Scott worked his way along one tube line at a time, hoping to capture stations from a variety of eras and architectural styles. He used a Canon 5DS camera, and shot a majority of the images in the morning to allow for optimum levels of light.

Farringdon, which first opened in 1863, features white tiling on its facade and a green marble band running around its base, while a cavernous concrete and steel hall lies at the centre of Canada Water, a more contemporary station built by Buro Happold in 1999.

His photos also show the arched glass entrance to Canary Wharf station, constructed by Foster + Partners in the same year.

Scott made a point of venturing to the peripheral tube stops that sit far outside of London’s centre, taking particular interest in the buildings designed by Charles Holden at the northern end of the Piccadilly line.

Among these is Southgate, which is topped by a flattened, cylindrical roof, and Cockfosters, which is illuminated by slanted windows and globular lights suspended from the ceiling.

“I’m really hoping to show some of the lesser known stations off, as many of them were groundbreaking for their time,” Scott explained.

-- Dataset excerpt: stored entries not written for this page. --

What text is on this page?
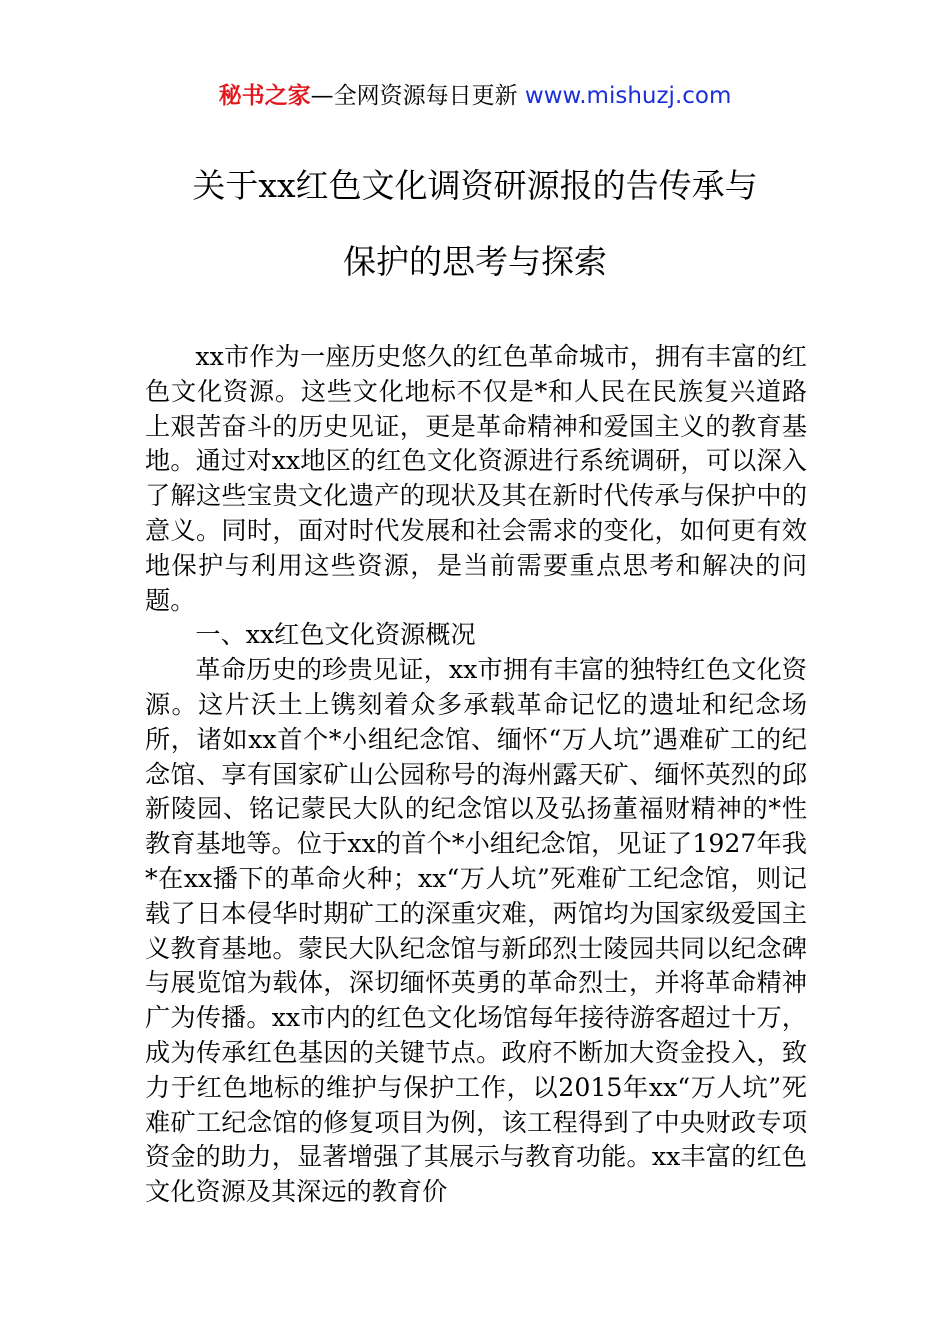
秘书之家—全网资源每日更新 www.mishuzj.com
关于xx红色文化调资研源报的告传承与
保护的思考与探索

xx市作为一座历史悠久的红色革命城市，拥有丰富的红色文化资源。这些文化地标不仅是*和人民在民族复兴道路上艰苦奋斗的历史见证，更是革命精神和爱国主义的教育基地。通过对xx地区的红色文化资源进行系统调研，可以深入了解这些宝贵文化遗产的现状及其在新时代传承与保护中的意义。同时，面对时代发展和社会需求的变化，如何更有效地保护与利用这些资源，是当前需要重点思考和解决的问题。

一、xx红色文化资源概况

革命历史的珍贵见证，xx市拥有丰富的独特红色文化资源。这片沃土上镌刻着众多承载革命记忆的遗址和纪念场所，诸如xx首个*小组纪念馆、缅怀“万人坑”遇难矿工的纪念馆、享有国家矿山公园称号的海州露天矿、缅怀英烈的邱新陵园、铭记蒙民大队的纪念馆以及弘扬董福财精神的*性教育基地等。位于xx的首个*小组纪念馆，见证了1927年我*在xx播下的革命火种；xx“万人坑”死难矿工纪念馆，则记载了日本侵华时期矿工的深重灾难，两馆均为国家级爱国主义教育基地。蒙民大队纪念馆与新邱烈士陵园共同以纪念碑与展览馆为载体，深切缅怀英勇的革命烈士，并将革命精神广为传播。xx市内的红色文化场馆每年接待游客超过十万，成为传承红色基因的关键节点。政府不断加大资金投入，致力于红色地标的维护与保护工作，以2015年xx“万人坑”死难矿工纪念馆的修复项目为例，该工程得到了中央财政专项资金的助力，显著增强了其展示与教育功能。xx丰富的红色文化资源及其深远的教育价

The photo series also hones in on the design details both inside and outside the stations, such as the typography used for signage and the tiled illustrations applied to platform walls.

“I love the level of detail that went into both the individual stations and the overall network, it was an incredible labour of love,” said Scott.

Will Scott uses film as well as photography to document his interest in the built environment, posting his latest findings on Instagram.

He is not the first photographer to take an interest in railway stations and networks. Alastair Philip Wiper documented construction of Copenhagen’s new metro line, while Christopher Forsyth embarked on a project to document all of Montreal’s metro stations.